At one time or another, everyone has gotten a call in the middle of the night they would have rather not answered. A Minot man has created a solution to that problem, and anyone with an Android smartphone can reap the rewards of his hard work.
Paul Dennis was laid up after knee surgery a couple years ago when the idea first came to him more out of practical need than anything else.
"During the day I kept getting phone calls from people or texts and couldn't get rest, but I didn't want to silence my phone or turn it off because I figured my family might call," Dennis said.
He had just gotten an Android phone a few months before and looked on the Android Market for an app that could silence calls from certain numbers, including unknown callers, while still allowing the phone to ring when his family and friends called.
"I looked and there was nothing exactly out there that you could customize well enough for what I wanted," Dennis said.
Fortunately, he happened to be a computer programmer, and went to work making his own solution.
The program he created, his first for Android, is called RingFilter. It allows someone to set a schedule anytime during the day or night to designate when people are allowed to call. The numbers of family and close friends can be set to always be allowed through in case of some emergency in the middle of the night. Conversely, other numbers in a person's contact list, and even unknown numbers with any prefix, can be allowed through during the day and silenced at night, so the call goes to voice mail without the phone ever ringing. If a certain caller or number is particularly annoying, RingFilter can be set to silence the phone when that number calls day or night, so it always goes to voice mail.
Dennis spent about a year developing the program, which included research and around seven or eight months of coding. He then got his brother Joel, a photographer and graphic designer, to create the logos. RingFilter was finally released Jan. 23 last year.
"I remember the date because it's actually my birthday, so that was kind of cool," Dennis said.
RingFilter can be found on the Android Market, which comes on Android smartphones, and costs $4.95. Dennis offers a 60-day money-back guarantee for customers who try the app and find they don't like it.

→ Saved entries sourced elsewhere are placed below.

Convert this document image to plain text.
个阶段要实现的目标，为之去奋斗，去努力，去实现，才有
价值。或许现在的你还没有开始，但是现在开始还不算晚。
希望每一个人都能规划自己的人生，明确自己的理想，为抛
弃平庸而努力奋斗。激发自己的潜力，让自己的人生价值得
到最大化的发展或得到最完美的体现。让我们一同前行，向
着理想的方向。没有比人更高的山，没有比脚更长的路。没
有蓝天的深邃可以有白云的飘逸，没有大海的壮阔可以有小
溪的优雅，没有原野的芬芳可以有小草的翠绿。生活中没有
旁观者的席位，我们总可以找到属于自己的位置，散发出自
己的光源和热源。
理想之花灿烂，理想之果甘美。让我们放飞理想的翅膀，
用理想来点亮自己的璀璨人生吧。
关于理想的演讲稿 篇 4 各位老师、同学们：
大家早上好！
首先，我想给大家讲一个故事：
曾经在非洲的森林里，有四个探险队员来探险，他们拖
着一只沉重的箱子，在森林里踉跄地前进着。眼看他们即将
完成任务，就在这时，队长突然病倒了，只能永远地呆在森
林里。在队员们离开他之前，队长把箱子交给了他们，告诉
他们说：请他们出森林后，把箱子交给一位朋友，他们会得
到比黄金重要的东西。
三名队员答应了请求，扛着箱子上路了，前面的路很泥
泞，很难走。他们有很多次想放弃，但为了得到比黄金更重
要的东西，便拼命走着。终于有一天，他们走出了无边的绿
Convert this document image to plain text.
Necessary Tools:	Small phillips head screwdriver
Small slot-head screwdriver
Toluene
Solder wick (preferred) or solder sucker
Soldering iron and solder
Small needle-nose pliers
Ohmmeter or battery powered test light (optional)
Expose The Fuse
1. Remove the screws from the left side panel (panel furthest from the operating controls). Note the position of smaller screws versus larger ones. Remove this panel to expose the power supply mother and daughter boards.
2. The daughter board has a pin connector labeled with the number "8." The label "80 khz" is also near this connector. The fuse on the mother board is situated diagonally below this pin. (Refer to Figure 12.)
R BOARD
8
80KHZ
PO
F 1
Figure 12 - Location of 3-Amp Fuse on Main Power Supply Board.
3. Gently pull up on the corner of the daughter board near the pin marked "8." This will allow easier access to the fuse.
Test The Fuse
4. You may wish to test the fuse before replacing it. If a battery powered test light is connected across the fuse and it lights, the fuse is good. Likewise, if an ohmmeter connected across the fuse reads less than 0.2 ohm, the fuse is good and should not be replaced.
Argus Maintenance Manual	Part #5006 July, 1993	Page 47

For more information on RingFilter, visit the website (thezeroio.com).
Dennis works as a computer programmer, more specifically an application specialist, and said the programming language he mainly knew was C#, pronounced C sharp. While it was different from what Android used, there were many similarities, which helped him quickly get up to speed.
"Basically it was just sitting down on the Android developer's site and learning how the Android system works. It's all in the Java language, so I just had to learn the differences between C# and Java," Dennis said. "Java and C# are actually pretty similar. There's just a lot of little differences, but the overall structure is pretty similar."
While Dennis originally developed the app for personal use, he quickly realized how much it could help others.
"I just figured that a lot of people would be in that situation, kind of torn between turning their phone off to have peace and quiet, but also wanting their family to be able to get through," he said.
The app has sold well for Dennis, and he has gotten a lot of great comments from his customers. He mentioned one in particular from a fire chief on the West Coast who works unusual hours because of his job. He was thankful for the program because it allowed him to silence the phone during his off hours when he slept, while still letting emergency calls ring through.
Dennis hasn't made the app available for the iPhone yet, but said he's keeping it in mind. He would like to do it at some point, but he's not sure about the startup cost and how difficult the iPhone is to program for. He said the documentation for developing on Android seemed more thorough when he originally did his research, which was one of the reasons he picked that platform. It also didn't hurt that he already had an Android phone to test the app on, although there are emulators that allow apps to be tested on a computer.
Still, the iPhone is definitely something Dennis is interested in bringing RingFilter to, if possible.
"It would be a lot of fun to see it on the iOS and Android," Dennis said. "I'd like to at least look into doing that this year."
Dennis actually created a second Android app, which he gave away for free, during the Souris River flood this past year that let people monitor the river level. As the flood got worse, he saw someone had written an app to allow Android users to watch the news on their phones in case they didn't have access to a TV, and that got him thinking.
"It just kind of hit me, well, is there an app I can make to help with that, too? I was thinking, well, people are always watching the water levels," Dennis said. "I just thought if I could make something that would go out and check every once in a while and get it on their phone, then they wouldn't need to be by a TV, either."
Dennis banged out the app in a day and close to 400 people downloaded it. He said it was nice being able to help his fellow Minot residents in a small, but meaningful, way.
"I wished I would have thought of it sooner, but with each person that I saw download it, it felt good because any way I could help, even in a small way, if it helped even a little bit, at least I did something," Dennis said.